With two electric motors – one for the front and one for the rear, for e-AWD – there’ll be the same 480 horsepower or 358 kW of power. Torque, however, will increase: the regular GT gets 600 lb-ft, but the GT Performance Edition will bump that up to 634 lb-ft.

Other changes include 19-inch front brakes with red-painted Brembo calipers, plus different wheels. The Performance Edition gets 20-inch machined-face alloys, with Ebony Black-painted pockets. 245/45R20 Pirelli summer tires are standard on the package, too, as is MagneRide damping. Ride height is lowered by 0.1 inches, to 5.1 inches.

Inside, there are Ford Performance front seats, covered in Performance Gray ActiveX fabric with metallic stitching and Miko perforated reflective inserts. A special aluminum appliqué has been added to the instrument panel, too, and there’ll be Performance Edition GT badging. Ford will offer the same array of exterior Mustang colors on the more potent version.

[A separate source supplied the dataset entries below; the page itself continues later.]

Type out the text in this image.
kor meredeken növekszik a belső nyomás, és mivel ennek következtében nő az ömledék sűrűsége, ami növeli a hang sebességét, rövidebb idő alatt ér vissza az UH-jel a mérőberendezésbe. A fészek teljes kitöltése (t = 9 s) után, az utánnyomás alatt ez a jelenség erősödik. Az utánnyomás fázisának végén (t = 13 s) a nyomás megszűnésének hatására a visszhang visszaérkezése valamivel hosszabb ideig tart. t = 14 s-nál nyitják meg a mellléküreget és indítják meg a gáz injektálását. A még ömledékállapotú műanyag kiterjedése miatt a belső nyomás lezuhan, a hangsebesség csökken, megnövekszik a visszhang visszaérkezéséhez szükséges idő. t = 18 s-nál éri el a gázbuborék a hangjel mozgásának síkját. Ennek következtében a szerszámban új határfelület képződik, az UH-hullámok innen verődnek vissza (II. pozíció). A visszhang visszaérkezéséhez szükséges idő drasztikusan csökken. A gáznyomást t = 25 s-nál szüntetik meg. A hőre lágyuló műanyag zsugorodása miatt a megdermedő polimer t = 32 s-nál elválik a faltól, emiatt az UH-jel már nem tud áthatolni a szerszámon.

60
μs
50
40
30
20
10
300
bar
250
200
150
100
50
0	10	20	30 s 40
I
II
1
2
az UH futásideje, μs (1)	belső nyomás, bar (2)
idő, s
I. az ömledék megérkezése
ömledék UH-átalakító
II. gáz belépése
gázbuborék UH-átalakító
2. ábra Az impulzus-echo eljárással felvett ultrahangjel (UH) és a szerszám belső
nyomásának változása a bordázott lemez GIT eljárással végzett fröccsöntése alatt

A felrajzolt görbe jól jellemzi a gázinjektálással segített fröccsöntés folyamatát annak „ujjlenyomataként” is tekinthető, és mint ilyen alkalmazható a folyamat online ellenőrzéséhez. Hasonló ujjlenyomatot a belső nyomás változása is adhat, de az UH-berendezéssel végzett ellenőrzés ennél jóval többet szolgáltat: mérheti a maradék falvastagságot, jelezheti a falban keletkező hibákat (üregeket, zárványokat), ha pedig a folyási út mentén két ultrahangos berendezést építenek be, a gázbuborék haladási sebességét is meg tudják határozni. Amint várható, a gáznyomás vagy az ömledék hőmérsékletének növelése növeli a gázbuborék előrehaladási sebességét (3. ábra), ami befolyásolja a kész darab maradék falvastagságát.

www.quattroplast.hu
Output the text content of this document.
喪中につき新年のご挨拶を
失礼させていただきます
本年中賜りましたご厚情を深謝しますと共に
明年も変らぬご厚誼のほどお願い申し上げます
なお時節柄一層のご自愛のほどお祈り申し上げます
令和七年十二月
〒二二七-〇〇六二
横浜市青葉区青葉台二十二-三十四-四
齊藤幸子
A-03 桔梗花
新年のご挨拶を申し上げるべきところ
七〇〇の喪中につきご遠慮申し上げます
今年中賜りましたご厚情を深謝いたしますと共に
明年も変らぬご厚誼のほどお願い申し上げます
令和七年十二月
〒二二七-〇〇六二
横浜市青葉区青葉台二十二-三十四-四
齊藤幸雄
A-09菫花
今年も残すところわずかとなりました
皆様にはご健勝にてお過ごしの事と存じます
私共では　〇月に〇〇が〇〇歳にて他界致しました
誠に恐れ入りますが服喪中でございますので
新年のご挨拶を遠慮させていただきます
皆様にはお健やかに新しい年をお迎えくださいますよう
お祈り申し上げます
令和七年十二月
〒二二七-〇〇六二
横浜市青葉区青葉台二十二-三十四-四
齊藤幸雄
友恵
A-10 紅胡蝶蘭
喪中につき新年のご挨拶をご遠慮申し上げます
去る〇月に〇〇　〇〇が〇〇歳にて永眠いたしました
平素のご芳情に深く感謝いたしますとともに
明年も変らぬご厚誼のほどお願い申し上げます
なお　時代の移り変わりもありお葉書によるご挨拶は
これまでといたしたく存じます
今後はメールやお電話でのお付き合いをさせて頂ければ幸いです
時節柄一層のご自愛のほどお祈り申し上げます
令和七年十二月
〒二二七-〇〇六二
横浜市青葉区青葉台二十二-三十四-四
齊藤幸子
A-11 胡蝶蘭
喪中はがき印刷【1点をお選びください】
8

The downside is a cut in range. Ford is targeting 250 miles from the Mustang Mach-E GT’s 88 kWh battery – official EPA range figures won’t be available until closer to the crossover’s release next year, though the US agency did confirm other 2021 Mustang Mach-E range numbers recently – but the GT Performance Edition is expected to dip to 235 miles.

Obviously just how far you can go on a charge will depend on how you drive it, and it’s likely that those eager for the most powerful of the Mustang Mach-E family won’t so much mind the compromise. As with most of the rest of the variants, the GT Performance Edition will support up to 150 kW DC fast charging. You’ll also be able to add the Ford Drive Assist system, when it’s enabled by the automaker, for hands-free driving on the highway.

Reservations for the Mustang Mach-E GT are already open, with the car expected to begin deliveries late in summer 2021. Those who have already reserved the GT will have the option to add the Performance Edition package when they convert their reservation to a full order; that process is expected to start in the spring of next year. Pricing for the package will be confirmed closer to that point.